Fillastre J P, Ings R M, Leroy A, Humbert G, Godin M
Nouv Presse Med. 1981 Feb 26;10(8):574-9.
The pharmacokinetics of cefotaxime were investigated in 6 healthy subjects and in 22 uraemic patients with various degrees of renal insufficiency. After i.v. bolus injection of a single 15 mg/kg dose, pharmacokinetic data were calculated using a two compartment model. Serum and urine concentrations were determined by microbiological (M.A.) and HPLC assays. With microbiological assay, the elimination serum half-life (T 1/2) increased in patients according to their degree of renal insufficiency and reached 10 hours when creatinine clearance fell below 10 ml.min-1. When concentrations of cefotaxime and its derivatives (desacetyl cefotaxime, M2 and M3) were determined by HPLC assay, the elimination serum half-life of cefotaxime (T 1/2) was not modified in severe uraemic patients; however the elimination half-life of the metabolites increased when creatinine clearance decreased. Cefotaxime can be administered at a dose of 1 g i.v., twice daily in patients with stable chronic renal insufficiency when creatinine clearance is above 5 ml min-1. In cases of more severe renal failure, the dose should be halved and given i.v. every 12 hours.
在6名健康受试者和22名不同程度肾功能不全的尿毒症患者中研究了头孢噻肟的药代动力学。
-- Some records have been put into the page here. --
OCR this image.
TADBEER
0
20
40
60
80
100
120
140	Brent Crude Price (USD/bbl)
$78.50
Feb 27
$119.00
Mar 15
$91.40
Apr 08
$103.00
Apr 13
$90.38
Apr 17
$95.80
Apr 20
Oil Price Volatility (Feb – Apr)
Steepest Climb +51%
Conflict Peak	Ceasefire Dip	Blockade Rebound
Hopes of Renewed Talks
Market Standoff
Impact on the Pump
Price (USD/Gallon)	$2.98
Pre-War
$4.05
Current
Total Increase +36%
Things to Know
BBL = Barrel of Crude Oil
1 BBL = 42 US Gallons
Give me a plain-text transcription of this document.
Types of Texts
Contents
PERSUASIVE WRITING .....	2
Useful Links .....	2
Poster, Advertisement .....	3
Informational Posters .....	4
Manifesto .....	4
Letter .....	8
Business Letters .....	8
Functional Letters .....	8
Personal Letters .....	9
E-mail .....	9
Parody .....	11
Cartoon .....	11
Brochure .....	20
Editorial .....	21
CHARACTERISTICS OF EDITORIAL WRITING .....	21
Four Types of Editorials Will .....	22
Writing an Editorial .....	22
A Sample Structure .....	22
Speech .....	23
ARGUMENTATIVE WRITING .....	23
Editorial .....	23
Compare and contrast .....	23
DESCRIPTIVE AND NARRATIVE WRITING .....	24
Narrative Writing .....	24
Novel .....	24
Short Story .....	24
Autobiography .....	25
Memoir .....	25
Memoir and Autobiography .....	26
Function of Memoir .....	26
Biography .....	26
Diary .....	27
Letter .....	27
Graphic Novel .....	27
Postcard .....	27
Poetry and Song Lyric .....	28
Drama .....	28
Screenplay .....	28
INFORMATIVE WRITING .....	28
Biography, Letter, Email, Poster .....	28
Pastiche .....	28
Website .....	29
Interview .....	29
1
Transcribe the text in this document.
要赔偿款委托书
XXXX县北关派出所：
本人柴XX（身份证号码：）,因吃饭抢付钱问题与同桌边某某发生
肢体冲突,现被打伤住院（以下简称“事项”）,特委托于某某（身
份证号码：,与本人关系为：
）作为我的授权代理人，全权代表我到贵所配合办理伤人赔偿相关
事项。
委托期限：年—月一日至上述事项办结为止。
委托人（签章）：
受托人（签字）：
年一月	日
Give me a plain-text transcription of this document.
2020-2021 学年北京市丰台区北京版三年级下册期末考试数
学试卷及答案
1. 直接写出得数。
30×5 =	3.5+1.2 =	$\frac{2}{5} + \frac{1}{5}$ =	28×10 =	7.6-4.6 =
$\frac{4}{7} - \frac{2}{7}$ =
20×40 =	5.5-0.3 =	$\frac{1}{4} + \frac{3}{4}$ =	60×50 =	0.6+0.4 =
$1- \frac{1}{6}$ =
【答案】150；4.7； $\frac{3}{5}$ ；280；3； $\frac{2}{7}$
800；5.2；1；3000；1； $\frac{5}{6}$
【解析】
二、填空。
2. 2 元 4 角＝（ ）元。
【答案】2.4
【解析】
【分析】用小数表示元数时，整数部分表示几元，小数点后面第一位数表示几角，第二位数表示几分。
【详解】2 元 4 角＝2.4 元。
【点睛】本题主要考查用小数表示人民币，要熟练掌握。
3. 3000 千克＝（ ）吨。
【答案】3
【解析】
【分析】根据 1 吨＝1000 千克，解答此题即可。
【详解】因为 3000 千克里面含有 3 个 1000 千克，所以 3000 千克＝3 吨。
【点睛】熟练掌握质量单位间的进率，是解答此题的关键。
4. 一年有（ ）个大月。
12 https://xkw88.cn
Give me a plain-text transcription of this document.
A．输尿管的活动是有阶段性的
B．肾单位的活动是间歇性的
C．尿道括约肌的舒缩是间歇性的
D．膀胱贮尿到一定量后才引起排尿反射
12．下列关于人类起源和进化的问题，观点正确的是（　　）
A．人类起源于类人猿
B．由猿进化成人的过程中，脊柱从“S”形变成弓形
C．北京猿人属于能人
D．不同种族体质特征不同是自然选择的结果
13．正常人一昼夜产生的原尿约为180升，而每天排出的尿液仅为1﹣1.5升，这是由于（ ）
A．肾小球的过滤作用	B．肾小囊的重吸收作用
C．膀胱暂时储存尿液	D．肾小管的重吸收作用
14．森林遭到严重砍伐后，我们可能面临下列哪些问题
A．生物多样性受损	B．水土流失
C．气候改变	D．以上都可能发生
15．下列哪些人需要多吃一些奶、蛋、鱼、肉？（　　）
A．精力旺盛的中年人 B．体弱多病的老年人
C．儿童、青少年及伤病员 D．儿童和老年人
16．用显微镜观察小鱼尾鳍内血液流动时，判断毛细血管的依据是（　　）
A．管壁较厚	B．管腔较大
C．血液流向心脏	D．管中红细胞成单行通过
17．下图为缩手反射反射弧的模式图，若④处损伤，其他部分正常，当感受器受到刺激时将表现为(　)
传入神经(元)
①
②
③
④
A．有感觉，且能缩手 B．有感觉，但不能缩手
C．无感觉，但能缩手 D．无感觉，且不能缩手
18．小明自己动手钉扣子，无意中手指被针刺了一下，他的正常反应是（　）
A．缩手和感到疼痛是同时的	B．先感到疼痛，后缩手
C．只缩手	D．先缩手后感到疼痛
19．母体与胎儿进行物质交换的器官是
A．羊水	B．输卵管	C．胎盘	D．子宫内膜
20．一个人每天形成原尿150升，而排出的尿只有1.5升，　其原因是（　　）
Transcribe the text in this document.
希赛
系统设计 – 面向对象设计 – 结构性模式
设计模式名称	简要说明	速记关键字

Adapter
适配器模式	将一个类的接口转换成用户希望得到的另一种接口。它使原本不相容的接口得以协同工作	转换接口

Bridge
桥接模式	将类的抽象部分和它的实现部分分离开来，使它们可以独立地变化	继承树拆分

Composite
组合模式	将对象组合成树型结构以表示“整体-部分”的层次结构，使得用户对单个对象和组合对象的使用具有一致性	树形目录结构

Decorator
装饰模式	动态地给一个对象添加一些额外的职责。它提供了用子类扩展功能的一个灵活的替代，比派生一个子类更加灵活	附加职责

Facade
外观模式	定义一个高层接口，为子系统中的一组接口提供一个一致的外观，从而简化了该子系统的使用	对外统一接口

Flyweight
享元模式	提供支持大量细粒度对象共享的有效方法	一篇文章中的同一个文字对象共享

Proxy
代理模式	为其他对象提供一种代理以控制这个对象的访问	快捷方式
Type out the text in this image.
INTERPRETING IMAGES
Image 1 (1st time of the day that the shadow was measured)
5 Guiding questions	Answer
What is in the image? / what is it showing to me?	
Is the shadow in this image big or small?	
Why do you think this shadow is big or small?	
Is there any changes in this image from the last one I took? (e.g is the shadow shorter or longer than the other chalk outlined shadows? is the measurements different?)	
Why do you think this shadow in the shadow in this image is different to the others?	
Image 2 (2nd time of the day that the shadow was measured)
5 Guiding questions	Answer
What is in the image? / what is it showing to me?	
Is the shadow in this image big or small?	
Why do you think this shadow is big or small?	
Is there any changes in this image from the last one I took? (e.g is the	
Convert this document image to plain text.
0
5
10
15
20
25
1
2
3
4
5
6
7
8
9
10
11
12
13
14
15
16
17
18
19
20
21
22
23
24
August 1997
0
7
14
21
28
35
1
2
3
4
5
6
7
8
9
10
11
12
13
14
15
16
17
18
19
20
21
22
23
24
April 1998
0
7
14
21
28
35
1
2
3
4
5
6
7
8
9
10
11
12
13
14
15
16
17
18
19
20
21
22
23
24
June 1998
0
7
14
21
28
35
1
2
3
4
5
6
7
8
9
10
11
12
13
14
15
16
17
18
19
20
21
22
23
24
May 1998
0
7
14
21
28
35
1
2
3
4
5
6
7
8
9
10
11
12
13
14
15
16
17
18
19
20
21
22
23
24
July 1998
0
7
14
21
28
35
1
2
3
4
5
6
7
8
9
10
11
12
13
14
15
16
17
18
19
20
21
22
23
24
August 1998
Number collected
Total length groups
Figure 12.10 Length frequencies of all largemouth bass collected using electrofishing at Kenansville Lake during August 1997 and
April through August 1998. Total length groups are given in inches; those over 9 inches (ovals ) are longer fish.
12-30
静脉推注单次15mg/kg剂量后,使用二室模型计算药代动力学数据。血清和尿液浓度通过微生物学(M.A.)和HPLC测定法测定。采用微生物学测定法时,患者的血清消除半衰期(T 1/2)根据肾功能不全程度增加,当肌酐清除率低于10ml.min-1时达到10小时。当通过HPLC测定法测定头孢噻肟及其衍生物(去乙酰头孢噻肟、M2和M3)的浓度时,重度尿毒症患者中头孢噻肟的血清消除半衰期(T 1/2)未改变;然而,当肌酐清除率降低时,代谢物的消除半衰期增加。当肌酐清除率高于5ml.min-1时,稳定的慢性肾功能不全患者可以静脉注射1g剂量的头孢噻肟,每日两次。在更严重的肾衰竭病例中,剂量应减半并每12小时静脉注射一次。